ADWINDO Dukung Youthnesian 2014; Awesome....!

ADWINDO Dukung Youthnesian 2014; Awesome....!

Jakarta, Kabarindo- Asosiasi Duta Wisata Indonesia mendukung pelaksanaan Youthnesian 2014.

Kegiatan kepemudaan yang dilaksanakan oleh UNFPA Indonesia dan Ford Foundation di Balai Kartini pada Sabtu 9 Agustus 2014 dan dihadiri oleh 1500 sedikitnya orang pengunjung.

Youthnesian 2014 mengangkat tema “Investing in Young People” yang dianggap sejalan dengan harapan Adwindo agar pemerintah lebih menaruh perhatian pada pengembangan kapasitas pemuda yang menjadi pelaku industry pariwisata. Hal ini mengacu kepada tantangan dan kesempatan untuk berinvestasi pada pemuda dan memungkinkan partisipasi mereka dalam proses pembangunan kapasitas dan kemampuan pemuda di Indonesia.

Ketua Umum Asosiasi Duta Wisata Indonesia, Adi Pratama, menyatakan bahwa keikutsertaan Adwindo di Youthnesian 2014 didasari oleh kesamaan pemikiran bahwa pemerintah perlu lebih menaruh perhatian pada pengembangan kapasitas pemuda. “Pengembangan kapasitas pemuda harus dilakukan secara merata di semua bidang, khususnya pariwisata. Saat ini, tidak sedikit daerah di Indonesia yang industri pariwisatanya justru lebih dinikmati oleh investor asing. Penting bagi pemerintah untuk bekerjasama dengan pemuda untuk menciptakan lebih banyak wirausahawan muda yang bisa menjadi tuan di negeri sendiri bagi industri pariwisata Indonesia. Kolaborasi lintas sektoral di Youthnesian 2014 merupakan sebuah inisiatif bagus, ketika semua stakeholders diundang untuk lebih menaruh perhatian pada pengembangan pemuda.”

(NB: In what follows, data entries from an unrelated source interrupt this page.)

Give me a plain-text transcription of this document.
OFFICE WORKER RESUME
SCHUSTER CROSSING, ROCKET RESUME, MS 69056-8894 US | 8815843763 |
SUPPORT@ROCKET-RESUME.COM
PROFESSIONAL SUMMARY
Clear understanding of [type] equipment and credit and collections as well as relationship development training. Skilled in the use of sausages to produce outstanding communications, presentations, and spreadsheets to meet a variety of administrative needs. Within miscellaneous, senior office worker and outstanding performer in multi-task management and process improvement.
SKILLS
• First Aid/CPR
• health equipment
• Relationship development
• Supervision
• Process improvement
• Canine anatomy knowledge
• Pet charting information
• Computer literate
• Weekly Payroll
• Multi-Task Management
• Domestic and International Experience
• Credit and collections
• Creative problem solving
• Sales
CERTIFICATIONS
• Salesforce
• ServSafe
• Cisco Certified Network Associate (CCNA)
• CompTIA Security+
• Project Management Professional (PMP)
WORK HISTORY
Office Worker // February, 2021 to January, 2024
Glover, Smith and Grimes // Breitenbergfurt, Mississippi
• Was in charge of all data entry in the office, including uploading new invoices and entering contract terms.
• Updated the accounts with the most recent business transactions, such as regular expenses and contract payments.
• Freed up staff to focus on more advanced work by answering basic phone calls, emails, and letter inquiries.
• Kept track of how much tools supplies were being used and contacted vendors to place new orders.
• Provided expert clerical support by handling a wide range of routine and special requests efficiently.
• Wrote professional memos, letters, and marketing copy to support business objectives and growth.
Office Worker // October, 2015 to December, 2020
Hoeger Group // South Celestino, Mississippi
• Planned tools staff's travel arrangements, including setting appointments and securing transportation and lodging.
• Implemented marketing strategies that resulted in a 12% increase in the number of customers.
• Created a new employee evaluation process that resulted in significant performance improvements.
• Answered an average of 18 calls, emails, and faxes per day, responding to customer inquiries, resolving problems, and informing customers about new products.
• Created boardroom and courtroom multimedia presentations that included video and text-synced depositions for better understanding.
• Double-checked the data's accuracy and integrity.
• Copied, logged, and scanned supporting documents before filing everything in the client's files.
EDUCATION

Representatif UNFPA di Indonesia, Jose Ferraris, mengatakan bahwa Youthnesian 2014 dirancang bukan hanya untuk mengumpulkan anak muda, tetapi juga menyatukan mereka dengan stakeholder yang akan membantu mendekatkan “jurang” antara anak muda dengan proses pengambilan keputusan. “Acara seperti Youthnesian 2014 sangat penting, karena ini memungkinan anak muda berada pada garis depan dalam lingkup upaya nasional dan internasional untuk membentuk masa depan, menyediakan mereka dengan informasi, sarana dan jaringan untuk menjadi agen perubahan.”

Duta Wisata Indonesia 2013, Saza Anindyo, menuturkan bahwa pengembangan pariwisata adalah tanggung jawab bersama antara pemerintah dan masyarakat. Perlu kolaborasi yang baik untuk mengoptimalkan potensi yang tersedia. “Pemerintah dan masyarakat harus saling menguatkan dalam melakukan promosi pariwisata Indonesia. Hal ini misalnya bisa dimulai dengan menyediakan sarana dan prasarana bagi pemuda untuk turut mengembangkan Industri pariwisata nasional. Berbagai pelatihan yang ditunjang dengan dukungan pinjaman atau hibah modal  adalah hal-hal yang tentu diperlukan para pelaku industri pariwisata.”

Putri Pariwisata Kalimantan Tengah 2013, Fia Delfia Adventy, yang membawakan tarian Mandau dan Dadas khas Kalimantan tengah berharap agar investasi pada pemuda bisa dilakukan secara merata. “Pemerintah Kalimantan Tengah tentu memiliki keterbatasan anggaran dalam pengembangan infrastruktur pariwisata maupun promosi pariwisata. Hal ini merupakan sebuah kesempatan bagi pemuda untuk turut membangun Industri pariwisata. Saya berharap, berbagai perusahaan turut berinvestasi dalam mengembangkan potensi pemuda di Kalimantan tengah khususnya yang baru belajar untuk menjadi pelaku industry pariwisata.”

Youthnesian 2014 terdiri dari 3 rangkaian kegiatan yaitu Youth Fair, Youth Hangouts dan Youth Concert yang menghadirkan Maudy Ayunda, Raisa dan Vidi Aldiano.

Beberapa pembicara Youthnesian 2014 diantaranya Nafsiah Mboi (Menteri Kesehatan Republik Indonesia), Dino Pati Djalal (Wakil Menteri Luar Negeri), Handry Satriago (CEO General Electrics Indonesia), Arif Zulkifli (Pemred Tempo) dan berbagai pembicara lain.